On Saturday, October 2nd, Garage Rotterdam presented an evening program related to the exhibition “The Great Invocation”, hosted by curator Pàdraic E. Moore. The first speaker, Dr. Tessel M. Baudin, shared her ideas regarding automatism and ‘The Castle Problem.’ Regarding the questions, ‘how does it (the art) make you feel? What does it mean to you?’ she noted, ‘subjective experience is a valid and potentially important part of departure’ when thinking about the meaning of art. Automatism (one of the main themes of the exhibition) is an open channel of communication, or ‘a form or an act of openness’ with the art itself and/or with the audience. Automatism can be spiritual or mystical (engaging with realities or entities); motor (with the body); or poetic (as in communication with the subconscious or alter-ego as found in surrealism).
Regarding ‘the castle problem,’ Dr.
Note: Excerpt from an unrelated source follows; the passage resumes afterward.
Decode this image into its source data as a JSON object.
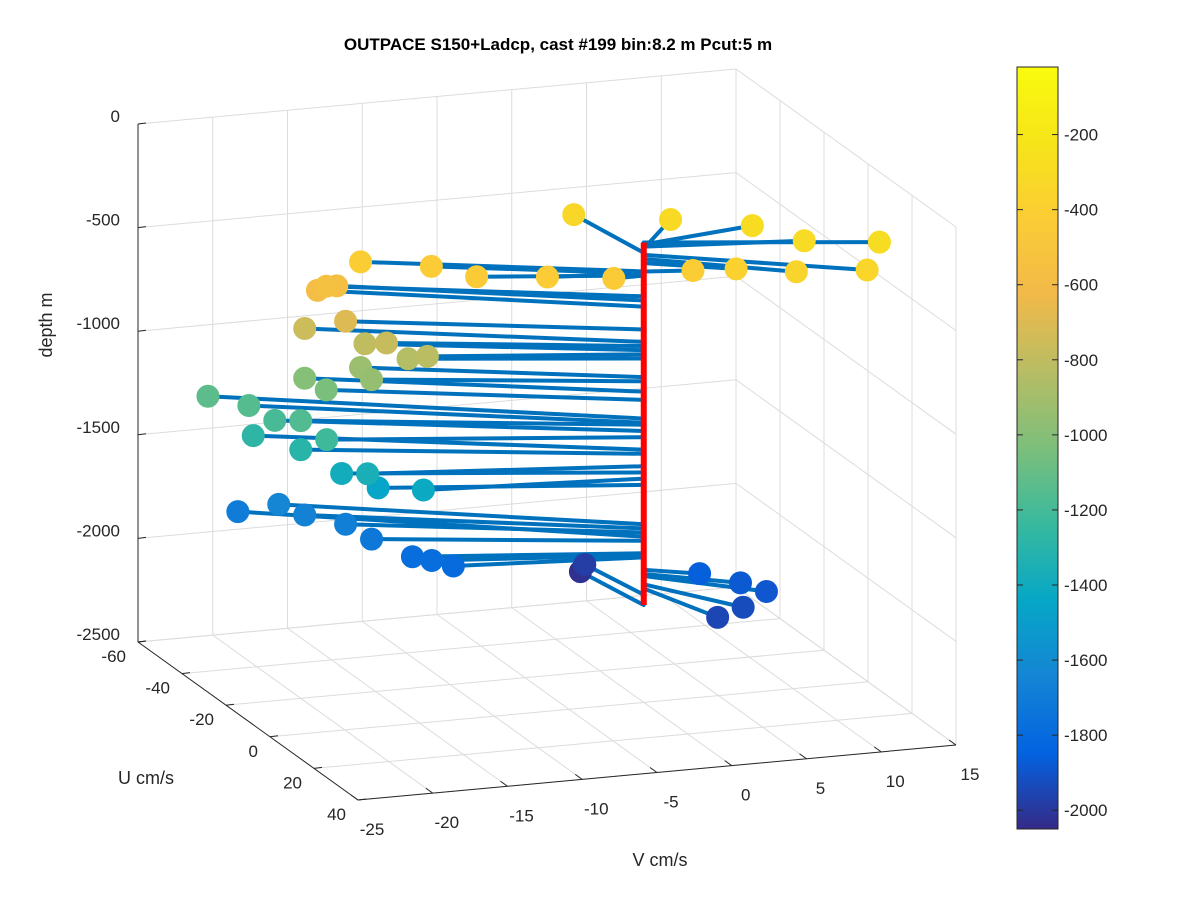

Baudin shared André Breton’s 1936 work wherein Breton asks whether or not there are pre-destined places for the accomplishment of mental transmission or mediumism. Breton said ‘yes, there must exist observatories of the inner sky.’ If we want to enter this place, the idea of a castle (that is associated with ghosts, vampires, ruins, madpeople locked in towers, kings and queens, etc.) works well, as it usually comes layered with a lot of meaning. You can build the castle (a place of other reality) in your own mind, or visit a castle on location in order to engage with the other reality. In closing, Dr. Baudin said, ‘The Great Invocation will assist the world in times of unprecedented calamity, and also self-destruction” and asked, ‘if there is an invocation, who or what is being invoked? If we are making a call, who is on the other end of the line?’
The Great Invocation is showing at Garage Rotterdam until November 7, 2021.